Wrong. He had a solid record, he was known by the attorney general. He changed on the Court about 5 years in. The point being that even under the best of circumstances it is difficult to be sure. You try to limit the vulnerability. So, if the point is that vetting isn't perfect, that's obvioius. But that's a defense of your position.
He didn't last 5 years, he stabbed us in the back in Casey. You could not have forseen Kennedy as an apostate Catholic and a penumbrist. None of you knew him the way Bush knows Harriet Miers, the AG notwithstanding.
The point being that even under the best of circumstances it is difficult to be sure. You try to limit the vulnerability. So, if the point is that vetting isn't perfect, that's obvioius. But that's a defense of your position.
Vetting can never be perfect but it can be much more reliable when the guy doing the appointing has had a very close relationship with the appointee over many years.

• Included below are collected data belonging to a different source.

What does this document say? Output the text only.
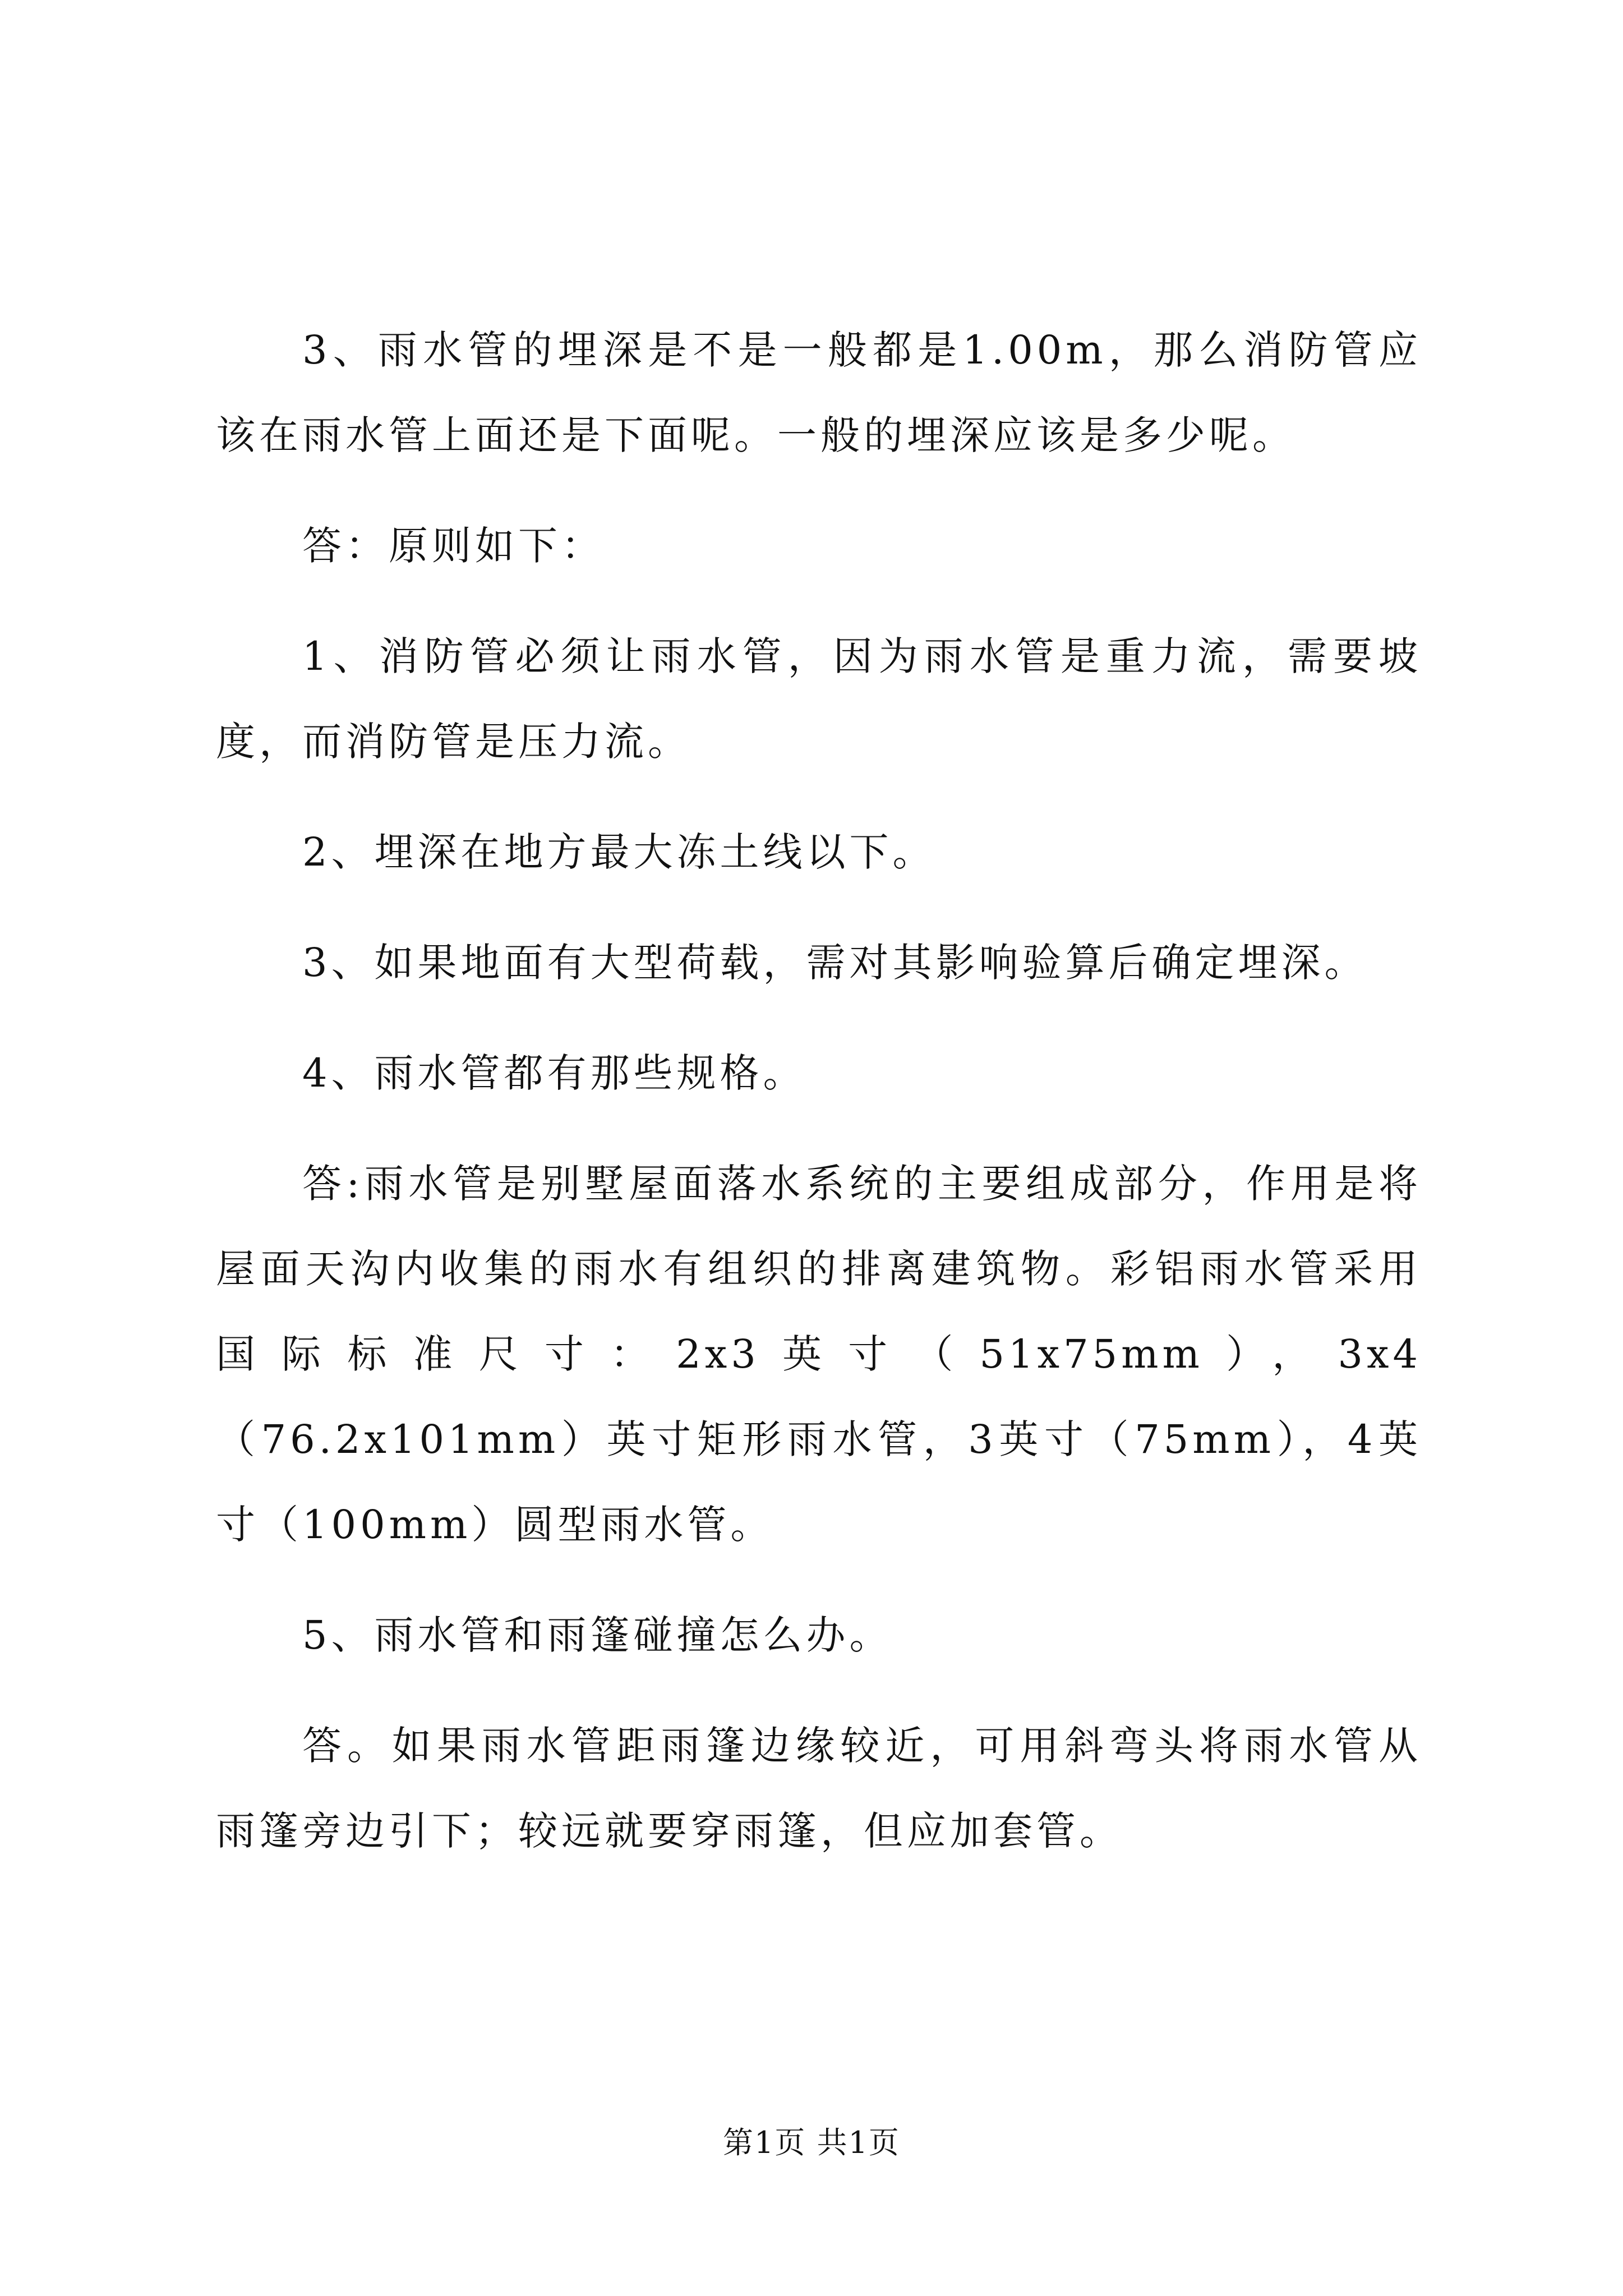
3、雨水管的埋深是不是一般都是1.00m，那么消防管应该在雨水管上面还是下面呢。一般的埋深应该是多少呢。

答：原则如下：

1、消防管必须让雨水管，因为雨水管是重力流，需要坡度，而消防管是压力流。

2、埋深在地方最大冻土线以下。

3、如果地面有大型荷载，需对其影响验算后确定埋深。

4、雨水管都有那些规格。

答:雨水管是别墅屋面落水系统的主要组成部分，作用是将屋面天沟内收集的雨水有组织的排离建筑物。彩铝雨水管采用国际标准尺寸：2x3英寸（51x75mm），3x4（76.2x101mm）英寸矩形雨水管，3英寸（75mm），4英寸（100mm）圆型雨水管。

5、雨水管和雨篷碰撞怎么办。

答。如果雨水管距雨篷边缘较近，可用斜弯头将雨水管从雨篷旁边引下；较远就要穿雨篷，但应加套管。

第1页 共1页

A personality change of major scope can occur to anyone no matter how finely vetted. Medical events such as strokes, major surgeries, have at times resulted in such changes. Why bang up on Bush for what happened with Judge Kennedy? It was not simething you and the other selectors and vetters can predict with confidence. President Bush used HIS own sense -- which is highly developed, as circumstances show -- to pick a candidate, THE candidate with whom HE has the most assurance will keep to the strict constructionist philosophy he promised.
How old is Justice Stevens? How many others are close to or over 75 to 80?